When he attended heder, the children would make fun of him. He'd fix them with his serene and arrogant look and they'd be awed. Later one of the children said that Joseph had a green halo around his head and sometimes he'd turn himself into glass and you could see through him. But his eyes, said the child, remained opaque with savagery and they penetrated me and I saw dogs and wolves preying on humans on mountains I had never seen in my life.

Afterward Joseph's father moved to the other side of the city. He read ancient writings left by Secret Charity the father of his grandfather, who had to be willingly ravished to bring repair, and he converted.

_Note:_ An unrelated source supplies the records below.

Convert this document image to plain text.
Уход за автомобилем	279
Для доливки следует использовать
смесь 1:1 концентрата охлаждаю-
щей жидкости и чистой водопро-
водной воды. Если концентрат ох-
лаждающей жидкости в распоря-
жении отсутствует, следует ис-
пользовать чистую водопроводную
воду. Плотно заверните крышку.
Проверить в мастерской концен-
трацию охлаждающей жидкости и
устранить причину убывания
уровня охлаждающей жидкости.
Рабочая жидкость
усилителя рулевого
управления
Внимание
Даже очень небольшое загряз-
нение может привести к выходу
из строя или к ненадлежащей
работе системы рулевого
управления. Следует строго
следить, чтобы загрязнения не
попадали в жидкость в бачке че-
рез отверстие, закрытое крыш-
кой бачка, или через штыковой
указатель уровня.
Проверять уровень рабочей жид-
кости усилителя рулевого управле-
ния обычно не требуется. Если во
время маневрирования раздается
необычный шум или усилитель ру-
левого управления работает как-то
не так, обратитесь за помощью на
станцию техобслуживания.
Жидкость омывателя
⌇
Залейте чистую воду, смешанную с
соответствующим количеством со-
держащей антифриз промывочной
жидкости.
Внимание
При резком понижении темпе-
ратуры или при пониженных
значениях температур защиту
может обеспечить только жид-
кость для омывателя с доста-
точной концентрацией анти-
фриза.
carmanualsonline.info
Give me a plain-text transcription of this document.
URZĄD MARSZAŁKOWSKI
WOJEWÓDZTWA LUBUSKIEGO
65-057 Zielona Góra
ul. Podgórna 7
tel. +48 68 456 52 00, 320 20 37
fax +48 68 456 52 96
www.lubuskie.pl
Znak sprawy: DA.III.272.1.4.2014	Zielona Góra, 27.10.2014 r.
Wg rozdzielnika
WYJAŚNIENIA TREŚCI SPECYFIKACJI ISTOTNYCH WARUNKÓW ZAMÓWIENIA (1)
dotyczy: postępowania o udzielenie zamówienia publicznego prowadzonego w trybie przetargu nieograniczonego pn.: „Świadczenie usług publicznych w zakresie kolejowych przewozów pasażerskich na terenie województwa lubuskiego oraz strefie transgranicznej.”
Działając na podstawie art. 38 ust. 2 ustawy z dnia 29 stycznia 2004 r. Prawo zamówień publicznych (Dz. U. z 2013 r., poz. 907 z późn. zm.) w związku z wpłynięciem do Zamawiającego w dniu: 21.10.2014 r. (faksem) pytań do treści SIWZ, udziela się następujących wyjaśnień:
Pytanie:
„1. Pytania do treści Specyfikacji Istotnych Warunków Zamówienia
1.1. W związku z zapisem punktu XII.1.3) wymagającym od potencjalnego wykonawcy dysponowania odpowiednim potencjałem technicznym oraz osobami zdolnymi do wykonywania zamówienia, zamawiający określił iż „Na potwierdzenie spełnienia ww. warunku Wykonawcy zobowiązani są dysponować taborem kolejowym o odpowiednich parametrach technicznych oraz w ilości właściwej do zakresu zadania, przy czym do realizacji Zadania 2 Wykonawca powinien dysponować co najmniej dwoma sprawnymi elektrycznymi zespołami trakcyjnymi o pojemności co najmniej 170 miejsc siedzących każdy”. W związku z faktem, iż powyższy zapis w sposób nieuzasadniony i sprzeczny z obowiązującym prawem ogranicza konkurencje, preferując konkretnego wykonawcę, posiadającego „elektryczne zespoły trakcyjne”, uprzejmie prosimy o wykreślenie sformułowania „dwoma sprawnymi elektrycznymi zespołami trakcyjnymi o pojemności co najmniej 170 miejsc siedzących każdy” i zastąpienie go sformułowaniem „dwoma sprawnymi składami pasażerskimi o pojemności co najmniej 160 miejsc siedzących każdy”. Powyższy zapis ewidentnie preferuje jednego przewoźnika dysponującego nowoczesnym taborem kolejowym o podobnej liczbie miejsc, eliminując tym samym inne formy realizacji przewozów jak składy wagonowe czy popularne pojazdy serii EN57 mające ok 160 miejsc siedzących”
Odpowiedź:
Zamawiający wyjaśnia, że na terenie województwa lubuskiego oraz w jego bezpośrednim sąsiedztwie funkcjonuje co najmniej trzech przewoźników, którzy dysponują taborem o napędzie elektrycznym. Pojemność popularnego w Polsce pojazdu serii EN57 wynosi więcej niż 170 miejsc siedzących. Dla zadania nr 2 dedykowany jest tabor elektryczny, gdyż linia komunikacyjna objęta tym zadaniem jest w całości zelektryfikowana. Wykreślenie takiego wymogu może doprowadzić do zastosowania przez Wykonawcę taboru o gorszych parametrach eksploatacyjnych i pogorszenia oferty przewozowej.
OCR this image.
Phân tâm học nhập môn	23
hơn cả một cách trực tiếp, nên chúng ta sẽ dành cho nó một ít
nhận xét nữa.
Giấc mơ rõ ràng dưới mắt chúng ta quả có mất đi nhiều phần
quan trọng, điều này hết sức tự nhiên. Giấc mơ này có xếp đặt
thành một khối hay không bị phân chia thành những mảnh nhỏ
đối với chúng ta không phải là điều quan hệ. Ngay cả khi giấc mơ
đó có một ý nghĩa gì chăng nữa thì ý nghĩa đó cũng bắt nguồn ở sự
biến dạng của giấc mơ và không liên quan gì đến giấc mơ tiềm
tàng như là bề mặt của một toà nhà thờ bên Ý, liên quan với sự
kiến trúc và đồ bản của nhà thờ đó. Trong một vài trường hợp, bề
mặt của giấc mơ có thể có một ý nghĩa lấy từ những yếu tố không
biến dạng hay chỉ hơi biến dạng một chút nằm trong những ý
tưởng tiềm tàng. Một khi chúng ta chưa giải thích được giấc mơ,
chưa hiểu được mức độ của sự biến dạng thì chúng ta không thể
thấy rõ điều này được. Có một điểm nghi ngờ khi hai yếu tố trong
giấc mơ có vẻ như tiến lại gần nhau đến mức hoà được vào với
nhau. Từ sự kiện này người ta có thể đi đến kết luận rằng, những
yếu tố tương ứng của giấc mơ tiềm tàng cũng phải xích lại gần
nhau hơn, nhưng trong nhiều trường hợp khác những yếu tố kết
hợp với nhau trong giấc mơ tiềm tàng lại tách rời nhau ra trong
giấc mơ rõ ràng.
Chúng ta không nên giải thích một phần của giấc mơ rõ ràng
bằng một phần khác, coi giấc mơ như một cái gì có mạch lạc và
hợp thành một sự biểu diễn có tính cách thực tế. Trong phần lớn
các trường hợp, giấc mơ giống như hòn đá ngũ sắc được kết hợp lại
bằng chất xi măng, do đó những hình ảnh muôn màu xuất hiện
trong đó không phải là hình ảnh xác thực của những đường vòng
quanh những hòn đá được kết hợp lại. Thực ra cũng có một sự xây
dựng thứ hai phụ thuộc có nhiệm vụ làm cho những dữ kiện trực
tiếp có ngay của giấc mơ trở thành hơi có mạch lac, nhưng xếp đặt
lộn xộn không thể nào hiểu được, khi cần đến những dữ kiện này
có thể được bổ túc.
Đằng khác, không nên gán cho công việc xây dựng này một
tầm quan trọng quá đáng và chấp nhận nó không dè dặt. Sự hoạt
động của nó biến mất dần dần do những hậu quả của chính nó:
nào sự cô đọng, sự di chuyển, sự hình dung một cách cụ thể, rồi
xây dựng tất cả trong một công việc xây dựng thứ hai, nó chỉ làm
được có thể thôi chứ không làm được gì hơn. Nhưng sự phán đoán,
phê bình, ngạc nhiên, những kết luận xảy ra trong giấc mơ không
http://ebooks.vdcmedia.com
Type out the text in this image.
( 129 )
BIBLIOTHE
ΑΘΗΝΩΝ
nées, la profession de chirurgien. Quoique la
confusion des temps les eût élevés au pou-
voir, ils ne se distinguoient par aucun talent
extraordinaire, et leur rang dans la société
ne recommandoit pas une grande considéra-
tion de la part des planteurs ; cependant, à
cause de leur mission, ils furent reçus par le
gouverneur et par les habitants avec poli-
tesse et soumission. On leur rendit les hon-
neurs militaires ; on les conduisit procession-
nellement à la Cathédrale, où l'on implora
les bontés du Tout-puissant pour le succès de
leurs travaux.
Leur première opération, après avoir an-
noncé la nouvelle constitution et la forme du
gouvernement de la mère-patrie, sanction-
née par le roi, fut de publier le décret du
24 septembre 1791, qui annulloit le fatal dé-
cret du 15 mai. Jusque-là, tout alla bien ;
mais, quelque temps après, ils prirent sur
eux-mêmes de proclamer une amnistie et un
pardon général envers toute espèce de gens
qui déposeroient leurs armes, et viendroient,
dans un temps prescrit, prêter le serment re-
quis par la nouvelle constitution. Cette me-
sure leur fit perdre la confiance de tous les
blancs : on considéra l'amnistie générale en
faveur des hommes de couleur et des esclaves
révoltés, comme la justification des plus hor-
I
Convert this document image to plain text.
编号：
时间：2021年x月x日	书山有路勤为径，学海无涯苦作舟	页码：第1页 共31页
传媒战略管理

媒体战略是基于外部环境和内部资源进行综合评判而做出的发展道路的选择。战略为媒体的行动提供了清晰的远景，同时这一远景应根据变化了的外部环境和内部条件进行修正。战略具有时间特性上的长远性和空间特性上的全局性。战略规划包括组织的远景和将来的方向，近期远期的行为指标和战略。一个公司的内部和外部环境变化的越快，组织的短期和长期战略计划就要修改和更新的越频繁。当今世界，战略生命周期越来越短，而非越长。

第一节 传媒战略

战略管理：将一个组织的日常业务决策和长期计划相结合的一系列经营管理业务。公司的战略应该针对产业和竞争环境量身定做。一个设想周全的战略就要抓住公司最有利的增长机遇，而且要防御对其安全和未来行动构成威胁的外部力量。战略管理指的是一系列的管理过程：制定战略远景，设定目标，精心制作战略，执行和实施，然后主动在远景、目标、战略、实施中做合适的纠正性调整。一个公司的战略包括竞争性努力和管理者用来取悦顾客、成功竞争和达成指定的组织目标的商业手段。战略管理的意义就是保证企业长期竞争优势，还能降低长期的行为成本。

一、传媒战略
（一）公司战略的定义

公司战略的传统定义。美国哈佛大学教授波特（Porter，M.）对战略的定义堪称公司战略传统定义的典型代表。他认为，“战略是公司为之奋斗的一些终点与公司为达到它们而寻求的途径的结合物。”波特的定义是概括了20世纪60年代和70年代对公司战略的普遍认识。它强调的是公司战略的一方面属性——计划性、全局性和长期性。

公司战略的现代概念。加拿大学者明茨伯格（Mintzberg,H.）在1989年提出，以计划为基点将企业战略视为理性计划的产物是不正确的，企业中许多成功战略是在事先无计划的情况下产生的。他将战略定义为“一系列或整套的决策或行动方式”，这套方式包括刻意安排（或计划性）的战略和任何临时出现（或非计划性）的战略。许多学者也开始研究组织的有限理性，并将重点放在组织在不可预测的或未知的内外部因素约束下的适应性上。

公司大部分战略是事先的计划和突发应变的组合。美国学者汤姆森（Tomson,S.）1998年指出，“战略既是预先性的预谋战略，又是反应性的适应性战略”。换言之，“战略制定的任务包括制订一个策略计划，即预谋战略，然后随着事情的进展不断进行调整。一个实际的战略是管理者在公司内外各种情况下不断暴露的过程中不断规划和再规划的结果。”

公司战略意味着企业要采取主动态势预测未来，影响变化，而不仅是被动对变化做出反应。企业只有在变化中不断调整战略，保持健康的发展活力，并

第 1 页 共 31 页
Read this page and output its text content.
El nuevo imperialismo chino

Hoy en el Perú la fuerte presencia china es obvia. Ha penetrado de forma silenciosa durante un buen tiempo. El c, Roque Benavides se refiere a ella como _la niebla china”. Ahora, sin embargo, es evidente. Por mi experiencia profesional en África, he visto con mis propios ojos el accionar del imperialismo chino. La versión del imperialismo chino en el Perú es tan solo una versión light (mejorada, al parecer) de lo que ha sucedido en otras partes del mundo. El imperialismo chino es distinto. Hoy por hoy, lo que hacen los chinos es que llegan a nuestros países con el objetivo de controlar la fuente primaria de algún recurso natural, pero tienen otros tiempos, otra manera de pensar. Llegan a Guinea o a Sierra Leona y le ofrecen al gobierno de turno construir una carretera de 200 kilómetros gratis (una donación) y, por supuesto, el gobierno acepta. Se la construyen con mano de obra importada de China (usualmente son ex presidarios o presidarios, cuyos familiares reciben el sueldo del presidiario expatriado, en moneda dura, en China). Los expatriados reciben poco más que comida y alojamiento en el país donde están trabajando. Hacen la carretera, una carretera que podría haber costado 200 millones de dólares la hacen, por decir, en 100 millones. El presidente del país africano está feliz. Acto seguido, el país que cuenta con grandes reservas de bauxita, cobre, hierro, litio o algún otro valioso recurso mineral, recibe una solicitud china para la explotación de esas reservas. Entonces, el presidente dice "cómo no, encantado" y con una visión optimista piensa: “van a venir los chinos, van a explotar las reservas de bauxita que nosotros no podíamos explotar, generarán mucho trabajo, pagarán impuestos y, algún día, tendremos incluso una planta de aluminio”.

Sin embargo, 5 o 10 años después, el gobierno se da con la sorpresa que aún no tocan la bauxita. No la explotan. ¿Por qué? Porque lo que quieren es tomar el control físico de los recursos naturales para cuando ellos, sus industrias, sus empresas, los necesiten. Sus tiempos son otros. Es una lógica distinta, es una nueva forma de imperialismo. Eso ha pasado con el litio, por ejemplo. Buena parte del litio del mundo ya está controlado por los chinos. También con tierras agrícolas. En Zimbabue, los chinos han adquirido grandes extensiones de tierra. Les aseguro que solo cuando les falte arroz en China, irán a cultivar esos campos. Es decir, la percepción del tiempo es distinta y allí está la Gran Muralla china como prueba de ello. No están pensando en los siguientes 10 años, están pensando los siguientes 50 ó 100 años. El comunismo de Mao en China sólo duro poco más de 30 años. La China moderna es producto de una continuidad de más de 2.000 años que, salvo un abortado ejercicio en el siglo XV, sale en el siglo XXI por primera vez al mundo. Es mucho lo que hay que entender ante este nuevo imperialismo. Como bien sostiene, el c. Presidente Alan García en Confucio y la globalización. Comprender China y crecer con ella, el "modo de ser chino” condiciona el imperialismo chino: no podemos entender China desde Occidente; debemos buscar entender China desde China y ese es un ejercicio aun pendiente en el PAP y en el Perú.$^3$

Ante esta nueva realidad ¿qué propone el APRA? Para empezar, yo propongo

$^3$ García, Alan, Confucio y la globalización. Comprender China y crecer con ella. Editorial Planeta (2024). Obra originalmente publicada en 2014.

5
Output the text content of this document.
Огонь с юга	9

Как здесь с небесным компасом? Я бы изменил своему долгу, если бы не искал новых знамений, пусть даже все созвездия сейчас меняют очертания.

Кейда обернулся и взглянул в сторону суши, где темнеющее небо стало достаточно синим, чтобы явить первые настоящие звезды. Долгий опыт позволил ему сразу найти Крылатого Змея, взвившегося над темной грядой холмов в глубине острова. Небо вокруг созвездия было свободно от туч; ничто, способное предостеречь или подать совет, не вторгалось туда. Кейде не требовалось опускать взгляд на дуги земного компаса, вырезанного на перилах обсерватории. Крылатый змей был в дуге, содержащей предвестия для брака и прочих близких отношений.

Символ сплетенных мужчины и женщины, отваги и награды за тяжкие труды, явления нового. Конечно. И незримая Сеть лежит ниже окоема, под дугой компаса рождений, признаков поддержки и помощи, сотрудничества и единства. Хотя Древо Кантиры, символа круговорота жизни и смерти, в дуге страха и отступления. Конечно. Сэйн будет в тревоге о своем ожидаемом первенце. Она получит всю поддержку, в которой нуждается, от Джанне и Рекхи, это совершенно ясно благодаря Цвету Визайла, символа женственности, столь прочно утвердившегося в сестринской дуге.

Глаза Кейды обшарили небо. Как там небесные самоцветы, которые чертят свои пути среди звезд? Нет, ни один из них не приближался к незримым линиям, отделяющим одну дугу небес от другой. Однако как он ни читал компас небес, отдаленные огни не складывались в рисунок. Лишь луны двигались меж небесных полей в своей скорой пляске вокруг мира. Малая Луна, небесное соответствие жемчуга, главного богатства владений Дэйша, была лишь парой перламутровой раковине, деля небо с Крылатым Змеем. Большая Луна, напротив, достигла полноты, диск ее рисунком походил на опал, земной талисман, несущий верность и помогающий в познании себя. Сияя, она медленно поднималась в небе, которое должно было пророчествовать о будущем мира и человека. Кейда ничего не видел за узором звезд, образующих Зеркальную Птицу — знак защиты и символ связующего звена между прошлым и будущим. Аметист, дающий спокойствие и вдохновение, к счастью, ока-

Joseph's mother, busy with her embarrassing love for her son, followed her husband. Joseph was baptized and given a name nobody remembered anymore. Like his grandfather's father, her husband sat in a cellar and made kiddush secretly to keep the commandments of God in secret. Once when Joseph fell asleep in the park a group of young girls passed by him. They were shaken at the sight of him, stopped and looked at him. He woke up but didn't open his eyes and they couldn't resist the temptation and touched him, they shrieked and fled in panic. He opened his eyes slowly and looked serenely at their panicky running. Some man who stood there and caught them red-handed scolded them, one of the girls who feared the rage of her father, a district officer, said: He tried to play with us, and so a policeman appeared at Joseph's house and took him to prison. In prison Joseph was beaten and the police called him filthy Jew, and asked why did you do that, and he said quietly: I'm not a Jew and I'm not filthy and I didn't do a thing. The police were scared when he talked because he laughed as he spoke while they beat him harshly. His demon's eyes were shrouded in a harsh and indulgent dusk and they were forced to put him in solitary confinement. The girl who told her father the officer the story had a nightmare that night, repented, went to church and confessed, and the priest told her forget everything and say eighteen Ave Marias but she went to her father and told him. Her father, who was a person who had a conscience but also a position in the city, went to the prison and released Joseph. Outside, he slapped Joseph's face and said: I don't know who's lying and who's not, but you get the benefit of the doubt. Joseph looked at the hand that had hit him and said to the district officer: Some day you'll find that hand outside your body and whether there is a God or not, your punishment is already prepared and is found in the air, I see it and it will strike you. The man was stunned, and by the time he finished thinking confused thoughts that ran around in his brain, Joseph left. About a year later his hand was lopped off and then he was afflicted with a serious illness and when he searched for Joseph, he was no longer to be found. Then Joseph started writing his poems.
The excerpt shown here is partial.